Getting Jasmine’s Spanish passport is a bit harder than getting her Taiwanese one. First of all, there is a Spanish consulate in Jeddah but they only do visas and other minor things. We had to fly to Riyadh if we wanted her passport. It’s a major hassle but we had to do it and the baby HAD to be there. My German friend said he didn’t have to bring the baby when he went to Riyadh for his baby’s passport. Unfair!
We decided that we were going to fly in in the morning and come back to Jeddah at night.
Saudi Airlines is the domestic airline of choice but since they didn’t have the time we wanted we flew with Flynas. Saudia is slightly cheaper I think.
We arrived at Riyadh King Khalid International Airport at around 11:00 am and went straight to the taxi area. A Saudi man approached us and said he could take us to our destination (Diplomatic Quarter) for 50 Riyals. He said he was the cheapest. We weren’t sure whether or not to believe him but we agreed to go with him anyway. He led us all the way to the parking lot and when I saw his car I knew why he “was the cheapest”. His car looked about 20 years old, cracked windshield and even an IKEA drinking glass rolling on the floor of his car. There were huge dispenser water bottles taking up most of the space in his trunk. Uh-oh, I thought. Too late now. He was friendly though and claimed that the cracked windshield was caused by sandstorms, not an accident. Whether that’s true or not we will never know. He didn’t know how to get there though so we had to open Google maps to help him out. He was looking at the cellphone while driving (truly an art form the Saudis have mastered) while I gripped my baby tighter and prayed for the best.
The Diplomatic Quarter is a compound where all the embassies are. It’s soo beautiful there. I told Jose that I’d like to live there if we ever moved to Riyadh (just kidding).
Taxis are not allowed to enter the Diplomatic Quarters unless someone has hired them. Makes sense. You need to show your passport to the guards with armalites (?) as you enter. The Spanish Embassy was just as strict. We were made to leave our cell phones and laptops with the guard before we could enter. They said it would take anywhere from 3 weeks to 6 weeks for Jasmine to get her passport. We are planning to go to Spain for Christmas so that timing was a little risky since we still needed to get her new iqama and exit reentry visa (yes, we need a visa to exit the country). We had a backup plan though and got a Spanish visa on her Taiwan passport which we got on the spot. Taiwanese passport holders can go to Schengen counties visa-free but since Jasmine doesn’t have a Taiwan National ID yet her case was a little different. After a few hours at the embassy, we decided to go for lunch. The lady at the counter suggested Scalini and recommended the pizzas.
After lunch we walked around a little. We saw a bunch of embassies like the Iranian Embassy (so they have a presence here despite the hostilities) and the Syrian Embassy which was closed and unkempt. I did a little research and read that they’ve been closed since 2012 when the king kicked the ambassador out because they don’t support Assad’s regime.

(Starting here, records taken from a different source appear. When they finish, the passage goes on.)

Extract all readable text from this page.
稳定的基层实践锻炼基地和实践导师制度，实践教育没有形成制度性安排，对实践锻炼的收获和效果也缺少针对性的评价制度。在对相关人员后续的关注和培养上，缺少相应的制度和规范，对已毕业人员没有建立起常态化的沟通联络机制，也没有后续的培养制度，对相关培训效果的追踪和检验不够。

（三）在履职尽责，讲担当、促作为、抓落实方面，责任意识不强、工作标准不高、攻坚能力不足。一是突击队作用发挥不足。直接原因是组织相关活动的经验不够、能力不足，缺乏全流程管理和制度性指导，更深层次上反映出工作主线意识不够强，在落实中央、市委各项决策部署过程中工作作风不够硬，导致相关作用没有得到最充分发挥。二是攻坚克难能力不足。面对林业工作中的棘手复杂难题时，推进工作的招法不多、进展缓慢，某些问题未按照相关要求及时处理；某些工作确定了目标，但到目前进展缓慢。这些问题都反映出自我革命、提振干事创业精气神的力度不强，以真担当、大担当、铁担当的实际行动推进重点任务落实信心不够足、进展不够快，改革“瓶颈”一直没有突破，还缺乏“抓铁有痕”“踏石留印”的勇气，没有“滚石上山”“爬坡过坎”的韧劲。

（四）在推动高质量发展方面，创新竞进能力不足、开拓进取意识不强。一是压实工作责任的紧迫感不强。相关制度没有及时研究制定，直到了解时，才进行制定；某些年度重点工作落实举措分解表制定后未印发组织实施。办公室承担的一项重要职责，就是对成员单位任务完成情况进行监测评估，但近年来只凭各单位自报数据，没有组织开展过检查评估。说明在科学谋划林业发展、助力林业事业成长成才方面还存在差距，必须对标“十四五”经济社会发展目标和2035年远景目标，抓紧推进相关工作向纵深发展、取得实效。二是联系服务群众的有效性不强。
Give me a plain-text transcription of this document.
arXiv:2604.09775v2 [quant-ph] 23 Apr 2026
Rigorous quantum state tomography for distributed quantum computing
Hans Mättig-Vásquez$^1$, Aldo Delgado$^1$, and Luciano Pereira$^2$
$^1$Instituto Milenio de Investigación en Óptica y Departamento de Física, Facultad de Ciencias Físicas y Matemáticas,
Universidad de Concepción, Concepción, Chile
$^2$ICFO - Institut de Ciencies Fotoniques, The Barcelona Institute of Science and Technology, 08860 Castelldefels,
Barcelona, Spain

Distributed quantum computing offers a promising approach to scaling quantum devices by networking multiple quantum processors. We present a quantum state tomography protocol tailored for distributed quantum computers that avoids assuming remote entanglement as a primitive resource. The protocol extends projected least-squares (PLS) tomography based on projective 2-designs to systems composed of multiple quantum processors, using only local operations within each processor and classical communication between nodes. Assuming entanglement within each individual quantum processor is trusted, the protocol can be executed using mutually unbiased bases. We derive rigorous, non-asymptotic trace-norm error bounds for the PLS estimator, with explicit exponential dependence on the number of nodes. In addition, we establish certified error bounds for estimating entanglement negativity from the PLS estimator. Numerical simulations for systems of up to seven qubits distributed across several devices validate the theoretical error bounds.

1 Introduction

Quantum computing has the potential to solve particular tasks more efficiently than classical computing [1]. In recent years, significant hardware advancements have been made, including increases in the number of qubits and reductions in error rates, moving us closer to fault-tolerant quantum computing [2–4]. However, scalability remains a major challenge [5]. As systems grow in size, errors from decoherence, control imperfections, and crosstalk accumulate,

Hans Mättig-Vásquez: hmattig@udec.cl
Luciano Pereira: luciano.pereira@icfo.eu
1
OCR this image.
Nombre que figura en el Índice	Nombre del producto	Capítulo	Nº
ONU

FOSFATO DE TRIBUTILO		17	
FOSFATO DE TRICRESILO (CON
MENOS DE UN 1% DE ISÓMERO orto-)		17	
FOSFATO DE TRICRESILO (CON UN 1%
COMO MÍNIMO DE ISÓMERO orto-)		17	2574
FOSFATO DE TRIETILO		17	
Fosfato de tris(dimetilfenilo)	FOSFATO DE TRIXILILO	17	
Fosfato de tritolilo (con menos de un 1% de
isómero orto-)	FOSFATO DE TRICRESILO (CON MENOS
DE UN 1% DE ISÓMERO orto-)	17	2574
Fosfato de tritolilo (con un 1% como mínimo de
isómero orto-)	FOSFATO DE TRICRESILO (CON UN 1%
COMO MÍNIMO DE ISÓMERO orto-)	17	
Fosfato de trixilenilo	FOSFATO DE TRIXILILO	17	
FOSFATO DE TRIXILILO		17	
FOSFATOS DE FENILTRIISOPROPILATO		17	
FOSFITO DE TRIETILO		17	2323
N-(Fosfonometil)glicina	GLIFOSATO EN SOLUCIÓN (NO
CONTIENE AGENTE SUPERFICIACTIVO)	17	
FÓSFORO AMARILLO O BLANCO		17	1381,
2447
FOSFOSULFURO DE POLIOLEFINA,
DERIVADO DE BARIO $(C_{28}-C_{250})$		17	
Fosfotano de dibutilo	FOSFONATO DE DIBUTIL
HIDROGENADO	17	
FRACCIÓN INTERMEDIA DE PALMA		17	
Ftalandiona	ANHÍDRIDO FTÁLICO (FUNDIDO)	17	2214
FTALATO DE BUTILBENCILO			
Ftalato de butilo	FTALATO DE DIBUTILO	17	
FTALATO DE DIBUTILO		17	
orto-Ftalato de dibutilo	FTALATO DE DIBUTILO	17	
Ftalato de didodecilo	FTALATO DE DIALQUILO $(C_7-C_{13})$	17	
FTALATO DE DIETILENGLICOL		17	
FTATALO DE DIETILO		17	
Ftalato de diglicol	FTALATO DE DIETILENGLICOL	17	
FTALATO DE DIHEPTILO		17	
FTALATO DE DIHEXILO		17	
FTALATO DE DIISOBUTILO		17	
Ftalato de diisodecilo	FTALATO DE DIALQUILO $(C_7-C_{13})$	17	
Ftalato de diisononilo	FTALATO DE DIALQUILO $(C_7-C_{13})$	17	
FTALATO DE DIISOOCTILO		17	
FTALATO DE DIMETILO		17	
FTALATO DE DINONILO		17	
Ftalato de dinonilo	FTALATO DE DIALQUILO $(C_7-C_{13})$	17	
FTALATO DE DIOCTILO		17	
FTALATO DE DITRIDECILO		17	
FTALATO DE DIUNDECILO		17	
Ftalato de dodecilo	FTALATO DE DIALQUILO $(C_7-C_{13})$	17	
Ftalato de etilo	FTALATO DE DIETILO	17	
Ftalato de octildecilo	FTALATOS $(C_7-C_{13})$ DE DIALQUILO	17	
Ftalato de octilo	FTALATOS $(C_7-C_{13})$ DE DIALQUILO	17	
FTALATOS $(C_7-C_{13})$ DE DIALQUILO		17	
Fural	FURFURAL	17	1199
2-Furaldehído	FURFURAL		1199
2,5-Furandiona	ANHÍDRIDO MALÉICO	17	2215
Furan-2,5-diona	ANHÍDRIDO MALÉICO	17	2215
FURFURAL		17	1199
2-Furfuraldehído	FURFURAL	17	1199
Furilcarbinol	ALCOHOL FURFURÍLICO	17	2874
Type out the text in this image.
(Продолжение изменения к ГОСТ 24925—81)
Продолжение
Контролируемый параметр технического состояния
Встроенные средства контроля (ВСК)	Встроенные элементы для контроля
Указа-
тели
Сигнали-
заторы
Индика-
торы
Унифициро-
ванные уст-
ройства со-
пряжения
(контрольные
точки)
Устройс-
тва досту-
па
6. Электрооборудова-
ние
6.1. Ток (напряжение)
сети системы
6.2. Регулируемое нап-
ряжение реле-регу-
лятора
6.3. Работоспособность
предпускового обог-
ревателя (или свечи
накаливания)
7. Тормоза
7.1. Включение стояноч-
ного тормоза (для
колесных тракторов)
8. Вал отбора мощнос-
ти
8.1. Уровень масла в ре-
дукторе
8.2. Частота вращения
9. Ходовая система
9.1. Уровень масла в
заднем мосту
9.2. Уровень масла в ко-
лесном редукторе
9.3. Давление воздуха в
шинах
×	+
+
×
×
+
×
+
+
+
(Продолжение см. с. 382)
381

Finally it was time to head to the airport again. Taxi fare cost around 75 Riyals by the meter (So the 50 Riyal guy was telling the truth about being the cheapest). Jasmine was getting more and more cranky and tired as the day wore on. By the time we got on the plane she was having a full blown meltdown. I felt sorry for her and for the people around us. As soon was we landed and got in the car though, she was fast asleep.
So what did I see in Riyadh? Nothing, really. It would’ve been nice to go there for a proper visit instead of a quick papers run. I heard it was a lot stricter there than in Jeddah and that women had to wear head scarves but I didn’t and everything was fine. I even saw an Indian-looking woman wear a red long-sleeved sari (I think that’s what you call it) at the airport.
So, the Diplomatic Quarter was lovely. We saw some skyscrapers as we drove in the taxi. That’s it. Well, hopefully we have another chance to really see Riyadh!